Chapter in Professional Perspectives on Fixed Income Portfolio Management (Wiley, 2003)

The advent of European Monetary Union (EMU) coincided with major changes in European investor behavior, including reduced home-country bias and greater performance orientation. Yield-seeking and risk-taking strategies grew more popular — investors shifted money from governments to credits, extended duration across the curve and raised their equity allocations. All these strategies were implemented to raise the expected return of the portfolio, but they also increased the risk of capital losses, which soon became painfully apparent.

In this chapter, the authors focus on strategies in the European bond market that involve shifting money from government bonds to higher-yielding credits. Most carry strategies — overweighting high-yielding assets and underweighting low-yielding assets — seem to add value in the long run, but some strategies appear more risky than others. Specifically, they show that carry strategies are especially consistently profitable at short maturities. Indeed, they argue that among various structural tilts that real-money investors can make in their portfolios, replacing short-dated government debt with safe credits offers the best reward for risk.

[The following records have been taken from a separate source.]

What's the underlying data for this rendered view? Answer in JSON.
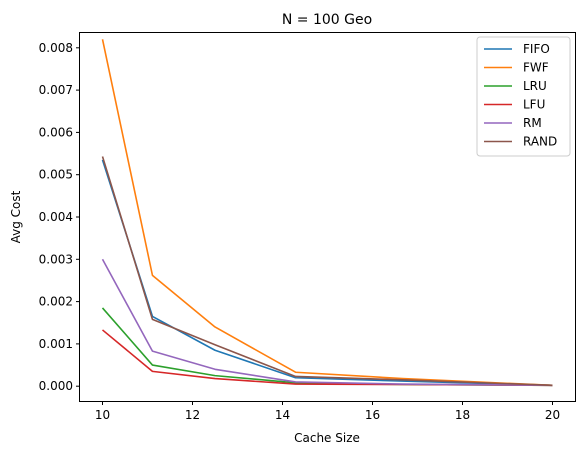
{
  "chart_data": {
    "type": "line",
    "title": "N = 100 Geo",
    "xlabel": "Cache Size",
    "ylabel": "Avg Cost",
    "xlim": [
      9.5,
      20.5
    ],
    "ylim": [
      -0.00035,
      0.00835
    ],
    "xticks": [
      10,
      12,
      14,
      16,
      18,
      20
    ],
    "xtick_labels": [
      "10",
      "12",
      "14",
      "16",
      "18",
      "20"
    ],
    "yticks": [
      0.0,
      0.001,
      0.002,
      0.003,
      0.004,
      0.005,
      0.006,
      0.007,
      0.008
    ],
    "ytick_labels": [
      "0.000",
      "0.001",
      "0.002",
      "0.003",
      "0.004",
      "0.005",
      "0.006",
      "0.007",
      "0.008"
    ],
    "grid": false,
    "legend_position": "top-right",
    "x": [
      10,
      11.11,
      12.5,
      14.29,
      16.67,
      20
    ],
    "series": [
      {
        "name": "FIFO",
        "color": "#1f77b4",
        "values": [
          0.00535,
          0.00165,
          0.00085,
          0.0002,
          0.00012,
          2e-05
        ]
      },
      {
        "name": "FWF",
        "color": "#ff7f0e",
        "values": [
          0.0082,
          0.00262,
          0.0014,
          0.00033,
          0.00018,
          2e-05
        ]
      },
      {
        "name": "LRU",
        "color": "#2ca02c",
        "values": [
          0.00185,
          0.0005,
          0.00025,
          8e-05,
          4e-05,
          2e-05
        ]
      },
      {
        "name": "LFU",
        "color": "#d62728",
        "values": [
          0.00133,
          0.00035,
          0.00018,
          5e-05,
          4e-05,
          2e-05
        ]
      },
      {
        "name": "RM",
        "color": "#9467bd",
        "values": [
          0.003,
          0.00083,
          0.0004,
          0.0001,
          5e-05,
          2e-05
        ]
      },
      {
        "name": "RAND",
        "color": "#8c564b",
        "values": [
          0.00543,
          0.00158,
          0.00098,
          0.00023,
          0.00015,
          2e-05
        ]
      }
    ]
  }
}
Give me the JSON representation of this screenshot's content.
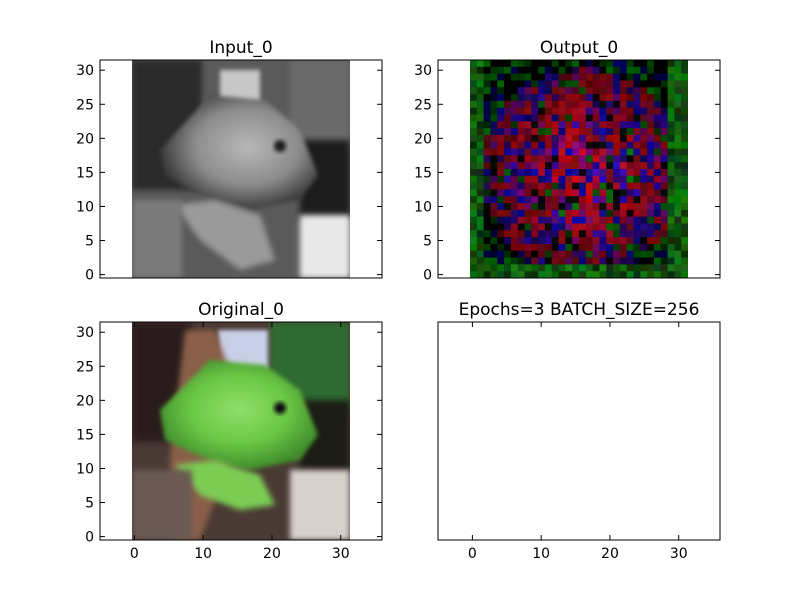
{
  "figure": {
    "background": "#ffffff"
  },
  "chart_data": [
    {
      "type": "image",
      "title": "Input_0",
      "xlim": [
        -5,
        36
      ],
      "ylim": [
        31.5,
        -0.5
      ],
      "xticks": [],
      "yticks": [
        0,
        5,
        10,
        15,
        20,
        25,
        30
      ],
      "image": "grayscale photo of a frog",
      "extent": [
        -0.5,
        31.5,
        31.5,
        -0.5
      ]
    },
    {
      "type": "image",
      "title": "Output_0",
      "xlim": [
        -5,
        36
      ],
      "ylim": [
        31.5,
        -0.5
      ],
      "xticks": [],
      "yticks": [
        0,
        5,
        10,
        15,
        20,
        25,
        30
      ],
      "image": "noisy red, blue and green reconstruction",
      "extent": [
        -0.5,
        31.5,
        31.5,
        -0.5
      ]
    },
    {
      "type": "image",
      "title": "Original_0",
      "xlim": [
        -5,
        36
      ],
      "ylim": [
        31.5,
        -0.5
      ],
      "xticks": [
        0,
        10,
        20,
        30
      ],
      "yticks": [
        0,
        5,
        10,
        15,
        20,
        25,
        30
      ],
      "image": "color photo of a green frog",
      "extent": [
        -0.5,
        31.5,
        31.5,
        -0.5
      ]
    },
    {
      "type": "empty",
      "title": "Epochs=3 BATCH_SIZE=256",
      "xlim": [
        -5,
        36
      ],
      "ylim": [
        31.5,
        -0.5
      ],
      "xticks": [
        0,
        10,
        20,
        30
      ],
      "yticks": []
    }
  ]
}
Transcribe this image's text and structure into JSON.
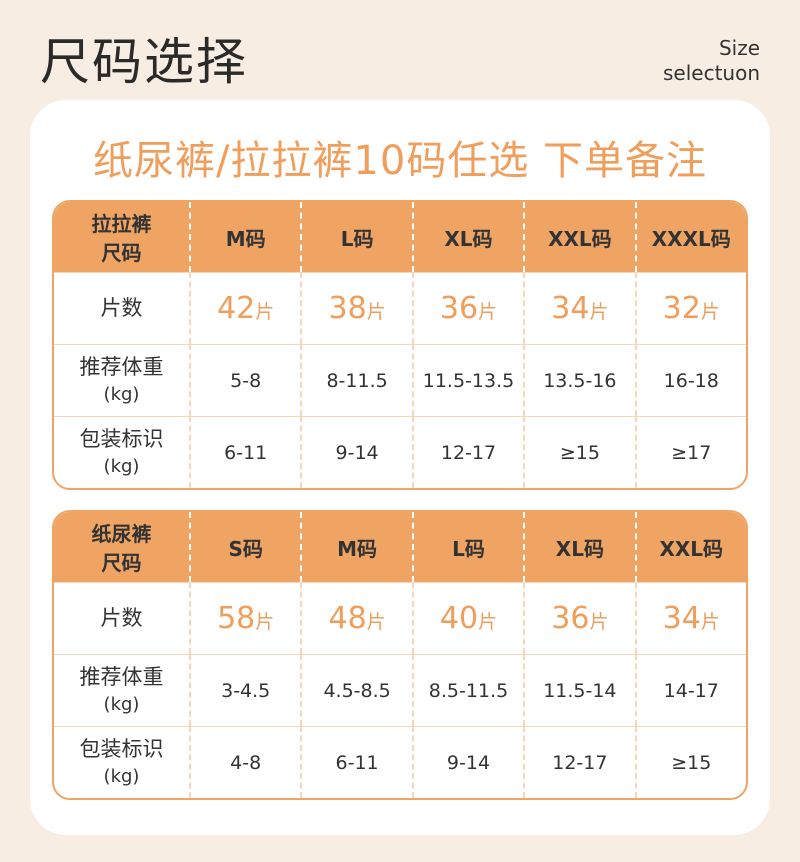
{
  "header": {
    "title": "尺码选择",
    "subtitle_en": [
      "Size",
      "selectuon"
    ]
  },
  "banner": "纸尿裤/拉拉裤10码任选 下单备注",
  "tables": [
    {
      "corner": [
        "拉拉裤",
        "尺码"
      ],
      "sizes": [
        "M码",
        "L码",
        "XL码",
        "XXL码",
        "XXXL码"
      ],
      "rows": [
        {
          "label": [
            "片数"
          ],
          "cells": [
            {
              "number": "42",
              "unit": "片"
            },
            {
              "number": "38",
              "unit": "片"
            },
            {
              "number": "36",
              "unit": "片"
            },
            {
              "number": "34",
              "unit": "片"
            },
            {
              "number": "32",
              "unit": "片"
            }
          ]
        },
        {
          "label": [
            "推荐体重",
            "(kg)"
          ],
          "cells": [
            "5-8",
            "8-11.5",
            "11.5-13.5",
            "13.5-16",
            "16-18"
          ]
        },
        {
          "label": [
            "包装标识",
            "(kg)"
          ],
          "cells": [
            "6-11",
            "9-14",
            "12-17",
            "≥15",
            "≥17"
          ]
        }
      ]
    },
    {
      "corner": [
        "纸尿裤",
        "尺码"
      ],
      "sizes": [
        "S码",
        "M码",
        "L码",
        "XL码",
        "XXL码"
      ],
      "rows": [
        {
          "label": [
            "片数"
          ],
          "cells": [
            {
              "number": "58",
              "unit": "片"
            },
            {
              "number": "48",
              "unit": "片"
            },
            {
              "number": "40",
              "unit": "片"
            },
            {
              "number": "36",
              "unit": "片"
            },
            {
              "number": "34",
              "unit": "片"
            }
          ]
        },
        {
          "label": [
            "推荐体重",
            "(kg)"
          ],
          "cells": [
            "3-4.5",
            "4.5-8.5",
            "8.5-11.5",
            "11.5-14",
            "14-17"
          ]
        },
        {
          "label": [
            "包装标识",
            "(kg)"
          ],
          "cells": [
            "4-8",
            "6-11",
            "9-14",
            "12-17",
            "≥15"
          ]
        }
      ]
    }
  ]
}
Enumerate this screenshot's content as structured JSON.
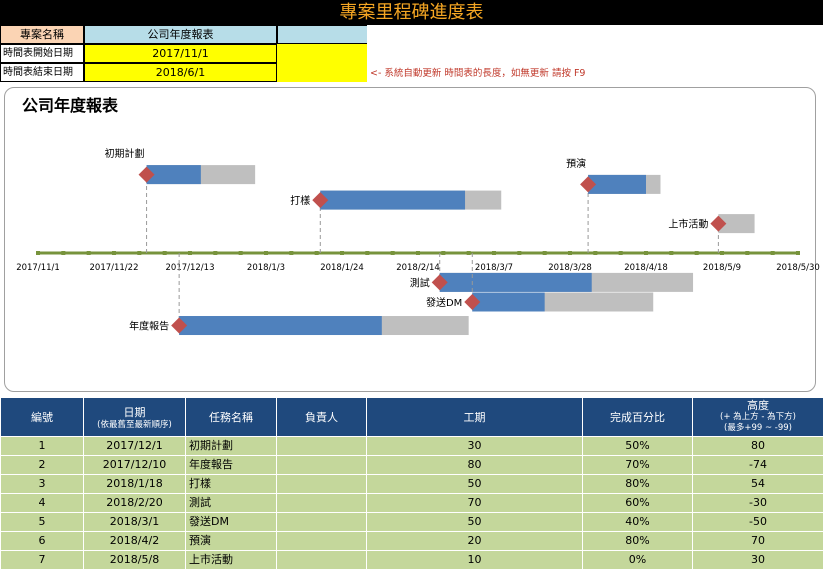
{
  "title": "專案里程碑進度表",
  "header": {
    "project_name_label": "專案名稱",
    "project_name_value": "公司年度報表",
    "start_label": "時間表開始日期",
    "start_value": "2017/11/1",
    "end_label": "時間表結束日期",
    "end_value": "2018/6/1",
    "hint": "<-   系統自動更新 時間表的長度，如無更新 請按 F9"
  },
  "chart": {
    "title": "公司年度報表",
    "axis_ticks": [
      "2017/11/1",
      "2017/11/22",
      "2017/12/13",
      "2018/1/3",
      "2018/1/24",
      "2018/2/14",
      "2018/3/7",
      "2018/3/28",
      "2018/4/18",
      "2018/5/9",
      "2018/5/30"
    ]
  },
  "chart_data": {
    "type": "timeline",
    "title": "公司年度報表",
    "x_start": "2017/11/1",
    "x_end": "2018/5/30",
    "tasks": [
      {
        "name": "初期計劃",
        "start": "2017/12/1",
        "duration": 30,
        "complete": 0.5,
        "height": 80
      },
      {
        "name": "年度報告",
        "start": "2017/12/10",
        "duration": 80,
        "complete": 0.7,
        "height": -74
      },
      {
        "name": "打樣",
        "start": "2018/1/18",
        "duration": 50,
        "complete": 0.8,
        "height": 54
      },
      {
        "name": "測試",
        "start": "2018/2/20",
        "duration": 70,
        "complete": 0.6,
        "height": -30
      },
      {
        "name": "發送DM",
        "start": "2018/3/1",
        "duration": 50,
        "complete": 0.4,
        "height": -50
      },
      {
        "name": "預演",
        "start": "2018/4/2",
        "duration": 20,
        "complete": 0.8,
        "height": 70
      },
      {
        "name": "上市活動",
        "start": "2018/5/8",
        "duration": 10,
        "complete": 0.0,
        "height": 30
      }
    ],
    "colors": {
      "done": "#4f81bd",
      "remaining": "#bfbfbf",
      "milestone": "#c0504d",
      "axis": "#77933c"
    }
  },
  "table": {
    "headers": {
      "id": "編號",
      "date": "日期",
      "date_sub": "(依最舊至最新順序)",
      "task": "任務名稱",
      "owner": "負責人",
      "duration": "工期",
      "percent": "完成百分比",
      "height": "高度",
      "height_sub1": "(+ 為上方 - 為下方)",
      "height_sub2": "(最多+99 ~ -99)"
    },
    "rows": [
      {
        "id": "1",
        "date": "2017/12/1",
        "task": "初期計劃",
        "owner": "",
        "duration": "30",
        "percent": "50%",
        "height": "80"
      },
      {
        "id": "2",
        "date": "2017/12/10",
        "task": "年度報告",
        "owner": "",
        "duration": "80",
        "percent": "70%",
        "height": "-74"
      },
      {
        "id": "3",
        "date": "2018/1/18",
        "task": "打樣",
        "owner": "",
        "duration": "50",
        "percent": "80%",
        "height": "54"
      },
      {
        "id": "4",
        "date": "2018/2/20",
        "task": "測試",
        "owner": "",
        "duration": "70",
        "percent": "60%",
        "height": "-30"
      },
      {
        "id": "5",
        "date": "2018/3/1",
        "task": "發送DM",
        "owner": "",
        "duration": "50",
        "percent": "40%",
        "height": "-50"
      },
      {
        "id": "6",
        "date": "2018/4/2",
        "task": "預演",
        "owner": "",
        "duration": "20",
        "percent": "80%",
        "height": "70"
      },
      {
        "id": "7",
        "date": "2018/5/8",
        "task": "上市活動",
        "owner": "",
        "duration": "10",
        "percent": "0%",
        "height": "30"
      }
    ]
  }
}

They find similar patterns in all markets we examine — and present results from European and U.S. swap-government spread markets and credit markets. However, they add two caveats: (1) the results are not as compelling for leveraged investors than for real-money investors because the former need to factor in funding spreads and (2) the consistency of outperformance is not as robust when investors go further down the credit curve than when they only shift from governments to highest-grade credits.